Moist Carrot Cake
Total Time: 1 hr
Preparation Time: 15 mins
Cook Time: 45 mins
Ingredients
- Servings: 12
- 1/2 cup shortening
- 1 cup sugar
- 1 (10 3/4 ounce) can condensed tomato soup, undiluted
- 1 egg
- 2 cups all-purpose flour
- 1 1/2 teaspoons baking soda
- 1 teaspoon ground cinnamon
- 1 dash salt
- 1 cup shredded carrot
- 1/2 cup chopped walnuts
- 1/2 cup raisins (optional) or 1/2 cup dried currant (optional)
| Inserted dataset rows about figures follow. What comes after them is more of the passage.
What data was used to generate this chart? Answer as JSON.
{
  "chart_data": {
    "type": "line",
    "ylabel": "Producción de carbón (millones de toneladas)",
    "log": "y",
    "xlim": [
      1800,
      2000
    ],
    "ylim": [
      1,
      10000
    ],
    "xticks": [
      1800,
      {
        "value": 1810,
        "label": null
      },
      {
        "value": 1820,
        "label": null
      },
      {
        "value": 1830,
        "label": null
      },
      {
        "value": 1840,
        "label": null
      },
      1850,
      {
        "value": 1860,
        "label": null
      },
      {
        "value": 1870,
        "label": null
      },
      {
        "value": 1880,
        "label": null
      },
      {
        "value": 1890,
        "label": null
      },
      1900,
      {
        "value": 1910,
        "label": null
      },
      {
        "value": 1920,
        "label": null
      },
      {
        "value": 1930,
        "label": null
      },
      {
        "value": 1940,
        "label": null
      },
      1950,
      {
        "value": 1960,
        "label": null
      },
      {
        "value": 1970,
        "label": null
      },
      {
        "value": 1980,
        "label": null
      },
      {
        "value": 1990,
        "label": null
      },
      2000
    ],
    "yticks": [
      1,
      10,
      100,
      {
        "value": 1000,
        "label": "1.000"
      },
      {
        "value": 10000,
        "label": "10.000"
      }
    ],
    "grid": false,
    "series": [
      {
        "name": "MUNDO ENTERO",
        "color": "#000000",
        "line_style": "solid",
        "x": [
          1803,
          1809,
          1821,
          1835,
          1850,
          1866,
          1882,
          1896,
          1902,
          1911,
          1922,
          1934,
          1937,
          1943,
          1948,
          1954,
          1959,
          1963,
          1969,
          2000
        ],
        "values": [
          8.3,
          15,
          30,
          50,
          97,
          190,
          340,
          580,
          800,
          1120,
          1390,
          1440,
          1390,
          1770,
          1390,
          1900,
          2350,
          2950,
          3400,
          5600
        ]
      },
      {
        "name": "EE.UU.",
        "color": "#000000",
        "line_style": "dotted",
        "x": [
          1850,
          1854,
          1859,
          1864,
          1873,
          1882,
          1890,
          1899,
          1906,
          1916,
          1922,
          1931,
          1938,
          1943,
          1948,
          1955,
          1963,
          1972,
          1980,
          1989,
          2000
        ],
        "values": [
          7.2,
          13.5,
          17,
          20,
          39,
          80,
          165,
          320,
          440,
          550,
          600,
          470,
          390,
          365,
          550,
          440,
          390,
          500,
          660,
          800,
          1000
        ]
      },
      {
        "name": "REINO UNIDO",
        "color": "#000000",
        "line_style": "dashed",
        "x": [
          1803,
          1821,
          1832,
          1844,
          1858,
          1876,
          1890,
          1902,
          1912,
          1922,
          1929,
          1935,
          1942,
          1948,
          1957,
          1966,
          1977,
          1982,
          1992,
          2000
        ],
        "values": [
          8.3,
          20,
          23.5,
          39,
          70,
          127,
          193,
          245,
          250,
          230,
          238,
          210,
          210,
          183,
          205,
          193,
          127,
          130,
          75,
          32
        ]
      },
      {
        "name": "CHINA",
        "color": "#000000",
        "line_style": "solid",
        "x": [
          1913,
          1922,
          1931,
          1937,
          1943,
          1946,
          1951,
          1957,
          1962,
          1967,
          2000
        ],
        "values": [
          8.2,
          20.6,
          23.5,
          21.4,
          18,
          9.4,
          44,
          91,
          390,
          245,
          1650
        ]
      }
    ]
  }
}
- 8 ounces cream cheese, softened
- 3 cups confectioners' sugar
- 1 teaspoon vanilla extract
- 1 tablespoon milk
- chopped walnuts (optional)
Recipe
- 1 in a large mixing bowl, cream shortening and sugar. add soup and egg; mix well. combine flour, baking soda, cinnamon and salt; beat into creamed mixture. stir in the carrots, walnuts and raisins or currants if desired.
- 2 pour into a greased 10-in. fluted tube pan aka bundt pan. bake at 350° for 45-50 minutes or until cake tests done. cool in pan 10 minutes before removing to a wire rack to cool completely.
- 3 in another mixing bowl, combine the first four frosting ingredients; beat until smooth. frost cake; top with walnuts if desired.